Huntington hearing Tuesday on two battery storage projects amid safety concerns
Two battery storage proposals, one in East Northport and one in Huntington, put fire risk and neighborhood impact at the center of Tuesday’s hearing.

Two battery storage proposals, one on Townline Road in East Northport and another on Arnold Drive in Huntington near the Greenlawn substation, pushed Suffolk County’s local energy debate straight into the neighborhoods around them. The Town of Huntington scheduled a hearing Tuesday at 2 p.m. at Huntington Town Hall as officials weighed whether to impose a six-month moratorium on battery storage approvals while safety concerns were reviewed.
The East Northport project would occupy 6.5 acres of industrial property near a neighborhood. The Huntington site would sit near the Greenlawn substation, also close to homes. For residents, the immediate questions were practical: how far the facilities would sit from nearby property lines, how local fire crews would respond in an emergency, and what protections would be in place if a battery system overheated or ignited.

Those concerns were sharpened by fires at battery energy storage systems in Jefferson, Orange and Suffolk counties in summer 2023. Governor Kathy Hochul convened New York’s Inter-Agency Fire Safety Working Group after those incidents, and NYSERDA said initial findings released Dec. 21, 2023, found no reported injuries and no harmful levels of toxins detected at the fire sites. The agency also said there was no evidence of significant off-site migration of contaminants linked to the fires.
State officials responded again in July 2024 with draft fire code language aimed at improving coordination, emergency preparedness and local firefighter training for battery storage projects. The draft rules called for emergency response plans, site-specific firefighter training, qualified personnel on call during incidents, industry-funded independent peer reviews for qualifying installations and central-station monitoring of fire detection systems.

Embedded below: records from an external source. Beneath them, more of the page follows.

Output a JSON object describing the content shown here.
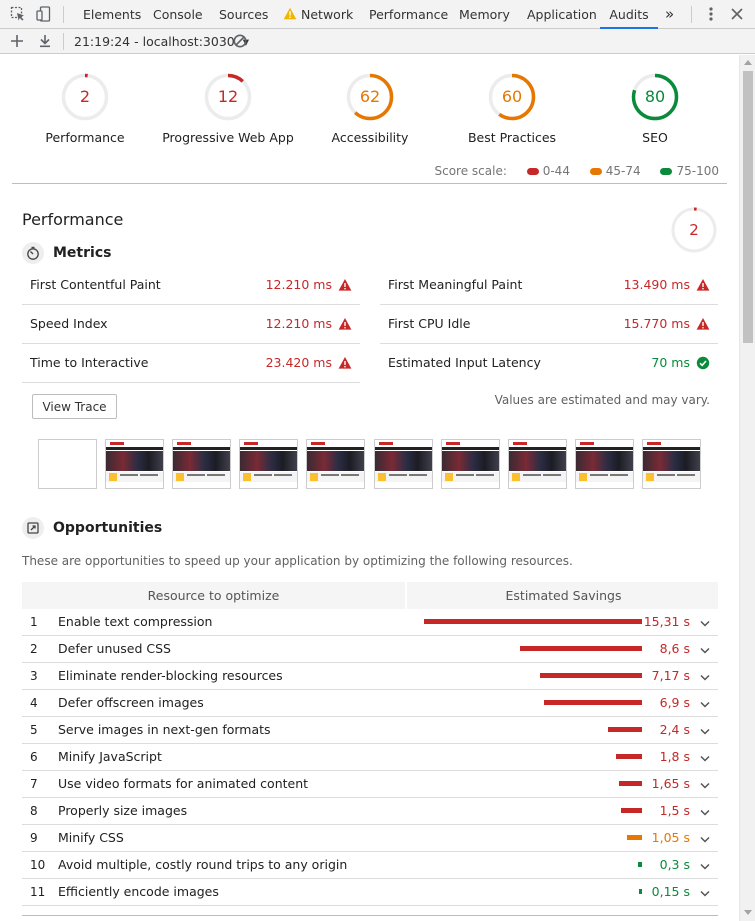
{
  "devtools": {
    "tabs": [
      {
        "label": "Elements",
        "active": false
      },
      {
        "label": "Console",
        "active": false
      },
      {
        "label": "Sources",
        "active": false
      },
      {
        "label": "Network",
        "active": false,
        "warning": true
      },
      {
        "label": "Performance",
        "active": false
      },
      {
        "label": "Memory",
        "active": false
      },
      {
        "label": "Application",
        "active": false
      },
      {
        "label": "Audits",
        "active": true
      }
    ],
    "overflow": "»",
    "toolbar": {
      "report_label": "21:19:24 - localhost:3030",
      "report_caret": "▾"
    }
  },
  "colors": {
    "fail": "#c62828",
    "average": "#e67700",
    "pass": "#0a8a3a",
    "accent": "#1a73e8"
  },
  "gauges": [
    {
      "score": "2",
      "value": 2,
      "label": "Performance",
      "status": "fail"
    },
    {
      "score": "12",
      "value": 12,
      "label": "Progressive Web App",
      "status": "fail"
    },
    {
      "score": "62",
      "value": 62,
      "label": "Accessibility",
      "status": "average"
    },
    {
      "score": "60",
      "value": 60,
      "label": "Best Practices",
      "status": "average"
    },
    {
      "score": "80",
      "value": 80,
      "label": "SEO",
      "status": "pass"
    }
  ],
  "score_scale": {
    "label": "Score scale:",
    "ranges": [
      {
        "label": "0-44",
        "status": "fail"
      },
      {
        "label": "45-74",
        "status": "average"
      },
      {
        "label": "75-100",
        "status": "pass"
      }
    ]
  },
  "performance": {
    "title": "Performance",
    "score": "2",
    "value": 2,
    "metrics_title": "Metrics",
    "metrics": [
      {
        "name": "First Contentful Paint",
        "value": "12.210 ms",
        "status": "fail"
      },
      {
        "name": "First Meaningful Paint",
        "value": "13.490 ms",
        "status": "fail"
      },
      {
        "name": "Speed Index",
        "value": "12.210 ms",
        "status": "fail"
      },
      {
        "name": "First CPU Idle",
        "value": "15.770 ms",
        "status": "fail"
      },
      {
        "name": "Time to Interactive",
        "value": "23.420 ms",
        "status": "fail"
      },
      {
        "name": "Estimated Input Latency",
        "value": "70 ms",
        "status": "pass"
      }
    ],
    "view_trace": "View Trace",
    "estimated_note": "Values are estimated and may vary.",
    "opportunities_title": "Opportunities",
    "opportunities_desc": "These are opportunities to speed up your application by optimizing the following resources.",
    "opp_headers": {
      "resource": "Resource to optimize",
      "savings": "Estimated Savings"
    },
    "opportunities": [
      {
        "index": "1",
        "title": "Enable text compression",
        "savings": "15,31 s",
        "seconds": 15.31,
        "status": "fail"
      },
      {
        "index": "2",
        "title": "Defer unused CSS",
        "savings": "8,6 s",
        "seconds": 8.6,
        "status": "fail"
      },
      {
        "index": "3",
        "title": "Eliminate render-blocking resources",
        "savings": "7,17 s",
        "seconds": 7.17,
        "status": "fail"
      },
      {
        "index": "4",
        "title": "Defer offscreen images",
        "savings": "6,9 s",
        "seconds": 6.9,
        "status": "fail"
      },
      {
        "index": "5",
        "title": "Serve images in next-gen formats",
        "savings": "2,4 s",
        "seconds": 2.4,
        "status": "fail"
      },
      {
        "index": "6",
        "title": "Minify JavaScript",
        "savings": "1,8 s",
        "seconds": 1.8,
        "status": "fail"
      },
      {
        "index": "7",
        "title": "Use video formats for animated content",
        "savings": "1,65 s",
        "seconds": 1.65,
        "status": "fail"
      },
      {
        "index": "8",
        "title": "Properly size images",
        "savings": "1,5 s",
        "seconds": 1.5,
        "status": "fail"
      },
      {
        "index": "9",
        "title": "Minify CSS",
        "savings": "1,05 s",
        "seconds": 1.05,
        "status": "average"
      },
      {
        "index": "10",
        "title": "Avoid multiple, costly round trips to any origin",
        "savings": "0,3 s",
        "seconds": 0.3,
        "status": "pass"
      },
      {
        "index": "11",
        "title": "Efficiently encode images",
        "savings": "0,15 s",
        "seconds": 0.15,
        "status": "pass"
      }
    ]
  }
}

Huntington’s latest hearing also followed an earlier town effort. In 2023, the Huntington Town Board considered Local Law Introductory No. 26-2023, which would have declared a six-month moratorium on permits and approvals for battery storage systems in the town. The current proposal would again pause approvals while town officials reviewed community safety concerns and long-term planning issues tied to the two projects.
Proponents of battery storage argue the systems can help create a reliable, affordable and cleaner electric grid. But on Long Island, the debate has become more immediate than abstract. Other Suffolk communities, including Islip, have also considered moratoriums as towns try to balance grid upgrades against the possibility of a fire event next to homes, roads and substations in densely settled neighborhoods.